By Susan Hartley
January 14, 2014
A newspaper recently reprinted the description of an abuser, along with a phone number for a national domestic violence organization. Sadly, I believe the space was wasted. If the person being abused doesn’t report it to a doctor, spiritual leader, law enforcement, there’s not much chance a victim will call a stranger to tell private, shameful things that are occurring. Sometimes they lie to those closest to them and are reluctant to disclose injuries. That was all true during our daughter’s marriage. She shared some of it with me but when it was appropriate to report it to an authority figure, she blamed herself or lessened the severity of the abuse.
Their disagreements began before marriage. Following an argument, she chose not to see him but he was determined to get into our house and continue the word battle. When we didn’t answer the door, he circled the house, looking into the windows. The police came and advised him to be on his way but he went only as far as the front steps and sat down. The police ushered him to his car and escorted him to the city limits. Another time, following a terrible scene at their house, the police said one of them had to leave. He insisted that it was his house and he wasn’t leaving. So, she packed up their toddler, some clothes, toys and the dog and went to a motel. He was a reckless driver, even worse when backing up. Just leaving their driveway, he destroyed two mail boxes, a child’s bike (thank God the child wasn’t on it) and crashed into a car parked across the street. He said none of it was his fault; the car shouldn’t have been there.
His possessive behavior was evident shortly after the marriage when he told her father and me that she wouldn’t be spending much time with us since they’d become “a family.” He quoted the Bible; a husband and wife must give up all outsiders and devote themselves to each other — further isolating her from family and friends.
His work frequently took him away from home and he had few friends except for an old college buddy, who was his best man. Taking charge, he insisted his friend’s wife be included in the wedding party, regardless of whether she was known to the bride or not! She politely declined his invitation.

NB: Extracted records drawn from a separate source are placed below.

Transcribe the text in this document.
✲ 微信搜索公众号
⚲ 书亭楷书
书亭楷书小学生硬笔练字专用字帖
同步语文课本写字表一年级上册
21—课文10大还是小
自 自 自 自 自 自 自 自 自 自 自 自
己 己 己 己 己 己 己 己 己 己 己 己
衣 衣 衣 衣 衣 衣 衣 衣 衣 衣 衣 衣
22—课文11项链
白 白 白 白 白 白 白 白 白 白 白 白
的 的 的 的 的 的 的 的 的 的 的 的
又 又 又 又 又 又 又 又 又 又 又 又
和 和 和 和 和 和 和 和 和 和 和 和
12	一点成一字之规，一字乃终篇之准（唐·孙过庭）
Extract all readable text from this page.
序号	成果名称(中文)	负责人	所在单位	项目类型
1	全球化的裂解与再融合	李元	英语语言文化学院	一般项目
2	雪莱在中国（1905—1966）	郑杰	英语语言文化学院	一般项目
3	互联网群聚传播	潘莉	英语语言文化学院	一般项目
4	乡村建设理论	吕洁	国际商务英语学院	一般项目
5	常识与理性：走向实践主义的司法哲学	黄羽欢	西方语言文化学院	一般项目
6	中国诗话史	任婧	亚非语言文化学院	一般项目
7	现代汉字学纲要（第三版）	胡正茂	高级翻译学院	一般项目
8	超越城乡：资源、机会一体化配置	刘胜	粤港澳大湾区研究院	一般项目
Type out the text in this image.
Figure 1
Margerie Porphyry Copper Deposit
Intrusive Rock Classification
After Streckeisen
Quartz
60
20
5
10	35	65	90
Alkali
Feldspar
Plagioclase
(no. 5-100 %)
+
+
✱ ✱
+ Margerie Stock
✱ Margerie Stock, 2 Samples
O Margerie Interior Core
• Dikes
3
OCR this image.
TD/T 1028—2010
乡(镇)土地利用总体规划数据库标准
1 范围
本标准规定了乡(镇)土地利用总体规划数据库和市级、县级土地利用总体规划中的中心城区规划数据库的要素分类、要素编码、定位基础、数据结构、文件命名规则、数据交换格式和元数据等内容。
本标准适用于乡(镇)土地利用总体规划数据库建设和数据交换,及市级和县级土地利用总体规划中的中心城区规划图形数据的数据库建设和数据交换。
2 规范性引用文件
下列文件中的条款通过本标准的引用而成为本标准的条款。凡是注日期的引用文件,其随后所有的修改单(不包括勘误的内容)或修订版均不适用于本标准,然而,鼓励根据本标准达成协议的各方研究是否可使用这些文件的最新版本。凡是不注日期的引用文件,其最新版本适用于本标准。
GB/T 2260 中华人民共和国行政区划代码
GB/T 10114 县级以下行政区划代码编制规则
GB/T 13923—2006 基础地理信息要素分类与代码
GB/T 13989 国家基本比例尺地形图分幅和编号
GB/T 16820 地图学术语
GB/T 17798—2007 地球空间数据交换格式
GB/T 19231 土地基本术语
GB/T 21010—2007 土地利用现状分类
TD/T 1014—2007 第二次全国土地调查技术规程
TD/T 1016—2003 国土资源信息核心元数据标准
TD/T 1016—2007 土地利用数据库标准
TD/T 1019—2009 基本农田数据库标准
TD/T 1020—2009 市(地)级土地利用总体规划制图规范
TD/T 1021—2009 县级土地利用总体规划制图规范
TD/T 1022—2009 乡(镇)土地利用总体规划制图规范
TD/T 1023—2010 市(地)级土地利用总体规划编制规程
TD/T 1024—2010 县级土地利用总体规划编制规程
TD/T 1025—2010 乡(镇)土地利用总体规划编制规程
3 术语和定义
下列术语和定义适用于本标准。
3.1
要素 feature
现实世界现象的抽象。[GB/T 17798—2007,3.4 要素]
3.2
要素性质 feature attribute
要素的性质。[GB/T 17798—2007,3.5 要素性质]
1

My sister and brother-in-law visited, meeting him for the first time. He was walking the dog; not paying attention, he walked through the dog’s excrement. Coming into the kitchen where we’d gathered, he took off his shoe, intending to wash it in the sink! When he learned he was not invited for Thanksgiving, he phoned me, whining. I said I was through with his rudeness and his disturbing others with loud arguments and insults. He promised he’d behave, knowing I meant to bodily
throw him out. He controlled the purse strings, cutting off a charge account without telling her. She had to explain to their little girl why she couldn’t have her favorite broccoli soup at the department store. He cut off something else that was painful — the head of her pet garter snake, leaving it for her to see.
He lived by his own rules. It was not unusual for him to drive on the berm to cut her off in traffic. During a violent argument when they were in the same car, he was rough and began hurting her. As he slowed down to get through Urbana’s traffic, she jumped from the car and ran into a store. Her blouse had been ripped down the front, she was crying, and the clerks called the police. They were both taken to the station and questioned. When asked about her torn clothing he said — he really said this — he thought she wanted to be raped. The police phoned us, advising us to come to the jail and get her, that she was alright but had been badly treated and was frightened. We heard him calling her name, although he was repeatedly told to quiet down. So…he was invited to stay awhile, in a “room” of his own.